During the war years Bira and Ceril lived at “Rock”, in Cornwall, a temporary measure, which lasted for six years. When Japan declared war on Britain and the United states, Thailand brokered an alliance with the Japanese which safeguarded their independence and removed the threat of great loss of life that conflict with Japan would have created. On 25th January 1942 Thailand declared war on Britain and Bira and Ceril became enemy aliens, although soon after they became part of the Free Thai movement. During the war years Bira would make wooden toys which he sent to Hamleys and joined the Signals Section, later joining the Air Training Corps while Chula worked for the home guard, while Ceril and Lisba worked for the Red Cross. During their time at “Rock”, they entertained The 3rd Marquess of Milford Haven, Princess Marina, Anthony Blunt whom Chula had met at Cambridge and Guy Burgess who Bira had known at Eton as well as Noel Coward who visited frequently while he stayed nearby.
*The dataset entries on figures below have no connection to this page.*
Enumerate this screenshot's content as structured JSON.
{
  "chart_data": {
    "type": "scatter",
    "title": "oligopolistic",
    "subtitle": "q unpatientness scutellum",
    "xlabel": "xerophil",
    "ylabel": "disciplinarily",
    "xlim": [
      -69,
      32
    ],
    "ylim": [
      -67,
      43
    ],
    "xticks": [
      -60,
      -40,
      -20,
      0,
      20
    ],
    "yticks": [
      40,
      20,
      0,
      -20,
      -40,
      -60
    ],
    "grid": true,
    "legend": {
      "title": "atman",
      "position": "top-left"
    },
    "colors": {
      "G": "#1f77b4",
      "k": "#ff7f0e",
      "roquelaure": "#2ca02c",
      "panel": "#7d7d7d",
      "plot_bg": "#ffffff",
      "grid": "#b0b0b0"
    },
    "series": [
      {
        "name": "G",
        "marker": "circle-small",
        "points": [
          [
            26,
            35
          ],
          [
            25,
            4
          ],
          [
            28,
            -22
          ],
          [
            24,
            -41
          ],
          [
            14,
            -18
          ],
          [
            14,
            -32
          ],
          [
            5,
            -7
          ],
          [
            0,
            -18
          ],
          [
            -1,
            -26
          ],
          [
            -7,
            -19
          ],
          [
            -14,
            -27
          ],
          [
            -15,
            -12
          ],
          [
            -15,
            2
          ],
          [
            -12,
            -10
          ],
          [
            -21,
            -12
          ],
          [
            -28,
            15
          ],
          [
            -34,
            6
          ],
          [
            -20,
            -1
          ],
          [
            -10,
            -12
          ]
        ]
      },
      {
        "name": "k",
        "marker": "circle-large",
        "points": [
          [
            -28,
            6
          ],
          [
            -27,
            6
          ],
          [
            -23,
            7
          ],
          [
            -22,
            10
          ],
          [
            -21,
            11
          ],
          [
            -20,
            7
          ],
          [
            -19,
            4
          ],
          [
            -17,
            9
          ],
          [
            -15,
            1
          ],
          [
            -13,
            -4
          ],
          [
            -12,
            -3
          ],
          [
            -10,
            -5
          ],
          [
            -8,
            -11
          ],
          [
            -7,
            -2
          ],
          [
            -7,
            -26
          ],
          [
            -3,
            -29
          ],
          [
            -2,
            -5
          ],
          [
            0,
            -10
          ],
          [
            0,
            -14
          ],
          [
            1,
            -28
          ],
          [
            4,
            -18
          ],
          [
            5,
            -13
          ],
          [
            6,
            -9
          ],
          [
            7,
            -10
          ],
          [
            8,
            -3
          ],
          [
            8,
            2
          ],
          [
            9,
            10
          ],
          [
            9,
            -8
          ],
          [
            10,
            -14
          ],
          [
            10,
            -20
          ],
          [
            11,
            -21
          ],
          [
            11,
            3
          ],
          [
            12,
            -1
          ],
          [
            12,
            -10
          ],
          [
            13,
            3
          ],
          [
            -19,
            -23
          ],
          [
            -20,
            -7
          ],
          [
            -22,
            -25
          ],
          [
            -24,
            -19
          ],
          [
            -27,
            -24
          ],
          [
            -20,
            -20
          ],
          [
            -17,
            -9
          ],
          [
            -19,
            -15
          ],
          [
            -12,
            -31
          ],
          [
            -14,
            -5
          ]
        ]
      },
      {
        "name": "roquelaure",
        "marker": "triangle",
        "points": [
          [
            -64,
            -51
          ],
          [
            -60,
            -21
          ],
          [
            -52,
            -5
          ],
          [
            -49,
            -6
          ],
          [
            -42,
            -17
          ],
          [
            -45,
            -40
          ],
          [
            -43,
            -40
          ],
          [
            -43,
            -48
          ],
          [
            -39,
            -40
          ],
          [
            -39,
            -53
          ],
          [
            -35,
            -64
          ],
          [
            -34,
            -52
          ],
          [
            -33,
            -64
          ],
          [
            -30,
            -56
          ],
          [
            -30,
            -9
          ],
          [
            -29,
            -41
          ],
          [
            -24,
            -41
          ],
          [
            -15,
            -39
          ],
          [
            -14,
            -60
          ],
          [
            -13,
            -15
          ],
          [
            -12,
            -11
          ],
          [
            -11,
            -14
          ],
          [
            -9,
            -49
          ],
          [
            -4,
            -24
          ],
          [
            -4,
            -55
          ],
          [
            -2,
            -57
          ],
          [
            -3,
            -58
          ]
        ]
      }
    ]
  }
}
After the war Bira and Ceril and Chula and Lisba all moved into a new house in Cornwall “Tredethy”

After the war Bira returned to racing with several teams, competed as an Olympic sailor at the Melbourne, Rome, Tokyo and Munich Olympics. In January of 1955 he won the New Zealand Grand Prix at Ardmore, retiring at the end of the season. He died at Barons Court tube station in 1985 at the age of 71.